Medical Park'ın yarısı halka arz edilecek

Türkiye merkezli en büyük özel sermaye fonlarından olan Turkven'in CEO'su Seymur Tarı, ortak oldukları hastane grubu Medical Park'ın yarısına yakınının halka arz edileceğini açıkladı.

Türkiye merkezli en büyük özel sermaye fonlarından olan Turkven'in CEO'su Seymur Tarı, ortak oldukları hastane grubu Medical Park'ın yarısına yakınının halka arz edileceğini ve sürecin 2018'de bitmiş olacağını belirterek; işlem büyüklüğünün Mavi'nin arzını üçe katlamasını beklediklerini söyledi.

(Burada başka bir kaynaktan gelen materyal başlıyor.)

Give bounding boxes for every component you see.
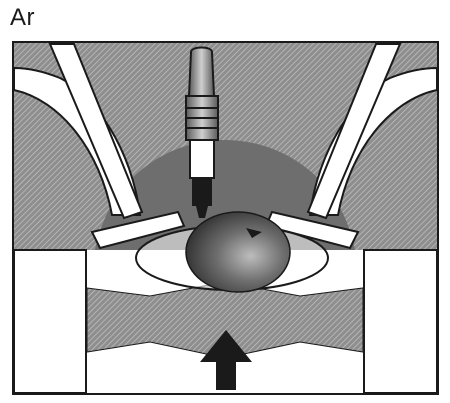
up-arrow-icon (200, 330, 252, 390)
cylinder-wall-left (13, 249, 87, 394)
exhaust-valve-stem (306, 43, 402, 220)
intake-valve-head (90, 210, 186, 250)
spark-marker (246, 228, 262, 238)
charge-kernel (185, 211, 291, 293)
spark-plug (185, 46, 219, 218)
intake-valve-stem (48, 43, 144, 220)
figure-label: Ar (10, 4, 35, 31)
cylinder-wall-right (363, 249, 438, 394)
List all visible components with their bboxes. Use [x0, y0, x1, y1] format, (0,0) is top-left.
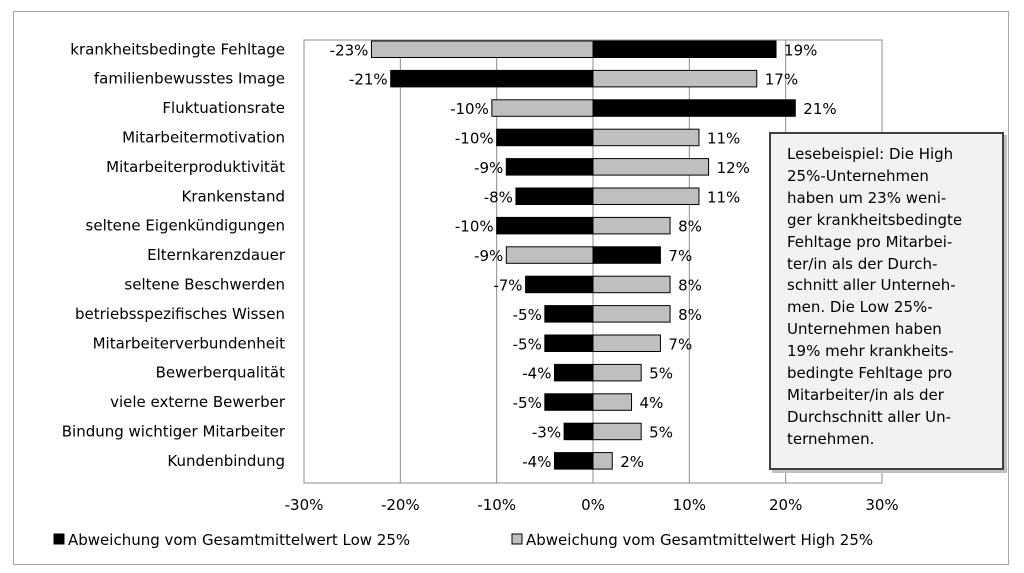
- category-label: Kundenbindung: [167, 452, 285, 470]
- data-label: -10%: [455, 218, 494, 236]
- data-label: 4%: [640, 394, 664, 412]
- x-tick-label: 0%: [581, 496, 605, 514]
- category-label: seltene Eigenkündigungen: [86, 217, 285, 235]
- data-label: 5%: [649, 423, 673, 441]
- data-label: 8%: [678, 218, 702, 236]
- category-label: familienbewusstes Image: [94, 70, 285, 88]
- legend: Abweichung vom Gesamtmittelwert Low 25% A…: [53, 531, 873, 549]
- category-label: Mitarbeiterproduktivität: [106, 158, 285, 176]
- data-label: -9%: [474, 247, 503, 265]
- bar: [592, 246, 661, 264]
- category-label: viele externe Bewerber: [110, 393, 286, 411]
- category-labels: krankheitsbedingte Fehltage familienbewus…: [62, 40, 286, 470]
- bar: [525, 275, 594, 294]
- bar: [592, 158, 710, 176]
- bar: [496, 128, 594, 147]
- bar: [592, 363, 642, 382]
- data-label: 5%: [649, 365, 673, 383]
- category-label: krankheitsbedingte Fehltage: [70, 40, 285, 58]
- data-label: -3%: [532, 423, 561, 441]
- legend-label: Abweichung vom Gesamtmittelwert High 25%: [526, 531, 873, 549]
- category-label: Mitarbeiterverbundenheit: [93, 334, 286, 352]
- bar: [505, 158, 594, 176]
- bar: [592, 305, 671, 323]
- x-tick-label: 30%: [865, 496, 898, 514]
- category-label: Fluktuationsrate: [162, 99, 285, 117]
- x-tick-label: -20%: [381, 496, 420, 514]
- bar: [592, 275, 671, 294]
- data-label: -5%: [513, 335, 542, 353]
- data-label: -5%: [513, 306, 542, 324]
- bar: [592, 187, 700, 205]
- data-label: -9%: [474, 159, 503, 177]
- x-tick-label: 20%: [769, 496, 802, 514]
- bar: [592, 393, 633, 411]
- data-label: -8%: [484, 188, 513, 206]
- reading-example-note: Lesebeispiel: Die High 25%-Unternehmen h…: [769, 132, 1004, 470]
- data-label: 8%: [678, 276, 702, 294]
- data-label: 11%: [707, 188, 740, 206]
- data-label: 21%: [803, 100, 836, 118]
- category-label: seltene Beschwerden: [124, 275, 285, 293]
- data-label: -10%: [455, 129, 494, 147]
- bar: [592, 99, 796, 117]
- data-label: -4%: [522, 365, 551, 383]
- bar: [544, 393, 594, 411]
- data-label: -21%: [349, 71, 388, 89]
- category-label: Bindung wichtiger Mitarbeiter: [62, 422, 286, 440]
- category-label: Bewerberqualität: [156, 364, 285, 382]
- x-tick-label: 10%: [673, 496, 706, 514]
- bars: [370, 40, 796, 470]
- bar: [491, 99, 594, 117]
- data-label: 12%: [717, 159, 750, 177]
- bar: [592, 334, 661, 352]
- data-label: -5%: [513, 394, 542, 412]
- data-label: -7%: [493, 276, 522, 294]
- bar: [563, 422, 594, 441]
- data-label: 17%: [765, 71, 798, 89]
- data-label: 11%: [707, 129, 740, 147]
- bar: [592, 216, 671, 235]
- category-label: betriebsspezifisches Wissen: [75, 305, 285, 323]
- bar: [553, 452, 594, 470]
- bar: [592, 69, 758, 88]
- data-label: -10%: [450, 100, 489, 118]
- chart-frame: [13, 11, 1009, 565]
- x-tick-label: -30%: [285, 496, 324, 514]
- data-label: 7%: [668, 247, 692, 265]
- category-label: Mitarbeitermotivation: [122, 128, 285, 146]
- data-label: 8%: [678, 306, 702, 324]
- category-label: Krankenstand: [181, 187, 285, 205]
- bar: [370, 40, 594, 58]
- data-label: -23%: [330, 41, 369, 59]
- value-labels: 19% -23% -21% 17% 21% -10% -10% 11% -9% 12% -8% 11%…: [330, 41, 837, 471]
- bar: [544, 334, 594, 352]
- bar: [553, 363, 594, 382]
- data-label: 19%: [784, 41, 817, 59]
- x-axis-ticks: -30% -20% -10% 0% 10% 20% 30%: [285, 496, 899, 514]
- legend-swatch: [53, 533, 65, 545]
- legend-label: Abweichung vom Gesamtmittelwert Low 25%: [68, 531, 410, 549]
- data-label: 2%: [620, 453, 644, 471]
- data-label: 7%: [668, 335, 692, 353]
- legend-swatch: [511, 533, 523, 545]
- data-label: -4%: [522, 453, 551, 471]
- bar: [592, 40, 777, 58]
- bar: [505, 246, 594, 264]
- bar: [544, 305, 594, 323]
- category-label: Elternkarenzdauer: [147, 246, 286, 264]
- bar: [592, 128, 700, 147]
- bar: [515, 187, 594, 205]
- bar: [390, 69, 594, 88]
- bar: [592, 452, 613, 470]
- x-tick-label: -10%: [477, 496, 516, 514]
- bar: [592, 422, 642, 441]
- bar: [496, 216, 594, 235]
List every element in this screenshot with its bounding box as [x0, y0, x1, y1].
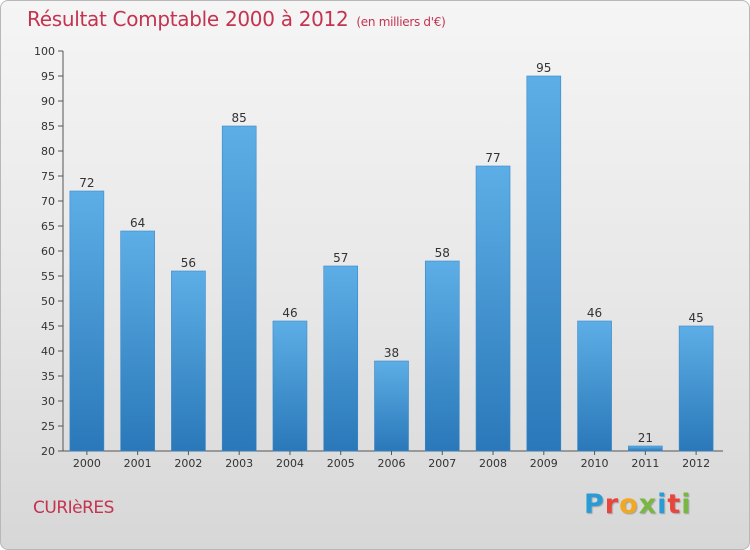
y-tick-label: 75 — [41, 170, 55, 183]
y-tick-label: 65 — [41, 220, 55, 233]
bar-2009 — [526, 75, 562, 452]
x-tick-label-2006: 2006 — [378, 457, 406, 470]
x-tick-label-2005: 2005 — [327, 457, 355, 470]
x-tick-label-2009: 2009 — [530, 457, 558, 470]
x-tick-label-2004: 2004 — [276, 457, 304, 470]
y-tick-label: 85 — [41, 120, 55, 133]
data-label-2011: 21 — [638, 431, 653, 445]
data-label-2009: 95 — [536, 61, 551, 75]
bar-2005 — [323, 265, 359, 452]
y-tick-label: 20 — [41, 445, 55, 458]
bar-2003 — [221, 125, 257, 452]
logo-letter: r — [604, 489, 620, 520]
bar-2004 — [272, 320, 308, 452]
x-tick-label-2007: 2007 — [428, 457, 456, 470]
y-tick-label: 90 — [41, 95, 55, 108]
data-label-2002: 56 — [181, 256, 196, 270]
x-tick-label-2001: 2001 — [124, 457, 152, 470]
bar-2007 — [424, 260, 460, 452]
bar-2008 — [475, 165, 511, 452]
y-tick-label: 25 — [41, 420, 55, 433]
data-label-2003: 85 — [232, 111, 247, 125]
data-label-2010: 46 — [587, 306, 602, 320]
y-tick-label: 30 — [41, 395, 55, 408]
y-tick-label: 45 — [41, 320, 55, 333]
bar-2000 — [69, 190, 105, 452]
x-tick-label-2008: 2008 — [479, 457, 507, 470]
data-label-2001: 64 — [130, 216, 145, 230]
y-tick-label: 100 — [34, 45, 55, 58]
data-label-2012: 45 — [688, 311, 703, 325]
x-tick-label-2011: 2011 — [631, 457, 659, 470]
x-tick-label-2012: 2012 — [682, 457, 710, 470]
chart-title: Résultat Comptable 2000 à 2012 (en millie… — [27, 7, 446, 31]
y-tick-label: 50 — [41, 295, 55, 308]
data-label-2006: 38 — [384, 346, 399, 360]
bar-2001 — [120, 230, 155, 452]
x-tick-label-2000: 2000 — [73, 457, 101, 470]
proxiti-logo: Proxiti — [584, 489, 692, 520]
chart-title-text: Résultat Comptable 2000 à 2012 — [27, 7, 349, 31]
bar-2002 — [171, 270, 206, 452]
logo-letter: o — [619, 489, 639, 520]
y-tick-label: 60 — [41, 245, 55, 258]
x-tick-label-2003: 2003 — [225, 457, 253, 470]
logo-letter: t — [667, 489, 682, 520]
x-tick-label-2002: 2002 — [174, 457, 202, 470]
logo-letter: i — [681, 489, 692, 520]
y-tick-label: 70 — [41, 195, 55, 208]
data-label-2000: 72 — [79, 176, 94, 190]
data-label-2007: 58 — [435, 246, 450, 260]
commune-name: CURIèRES — [33, 498, 114, 518]
bar-2012 — [678, 325, 714, 452]
y-tick-label: 80 — [41, 145, 55, 158]
y-tick-label: 40 — [41, 345, 55, 358]
logo-letter: x — [638, 489, 658, 520]
bar-2011 — [628, 445, 663, 452]
chart-subtitle: (en milliers d'€) — [356, 15, 446, 29]
y-tick-label: 95 — [41, 70, 55, 83]
logo-letter: P — [584, 489, 605, 520]
bar-2006 — [374, 360, 409, 452]
logo-letter: i — [657, 489, 668, 520]
bar-2010 — [577, 320, 612, 452]
y-tick-label: 55 — [41, 270, 55, 283]
x-tick-label-2010: 2010 — [581, 457, 609, 470]
data-label-2008: 77 — [485, 151, 500, 165]
data-label-2005: 57 — [333, 251, 348, 265]
y-tick-label: 35 — [41, 370, 55, 383]
data-label-2004: 46 — [282, 306, 297, 320]
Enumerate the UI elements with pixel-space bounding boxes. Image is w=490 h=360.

Tarı, Reuters ile söyleşisinde 2012 yılında kurdukları üçüncü fonda hâlâ yatırıma yönlendirdikleri para olduğunu ve gelecek yıl 50 ile 400 milyon dolar aralığında 3-4 satın alma yapabileceklerini söyledi. Tarı, bunun ardından 1 milyar doları aşacak yeni bir fon oluşturabileceklerini de ifade etti.

 Bu yıl içinde Mavi Giyim'i Borsa İstanbul'da, Domino's Pizza'nın Türkiye ve Rusya ana franchise'ı DP Eurasia'yı Londra'da halka arz ettikten sonra Türkiye'ye yönelen yatırımcı ilgisinden faydalanarak Medical Park'ın yarıya yakınını halk arz edeceklerini ifade eden Tarı, "Halka arz büyüklüğünün Mavi'yi üçe katlamasını bekliyoruz. Halka arzı 2018'de bitirmiş oluruz" dedi.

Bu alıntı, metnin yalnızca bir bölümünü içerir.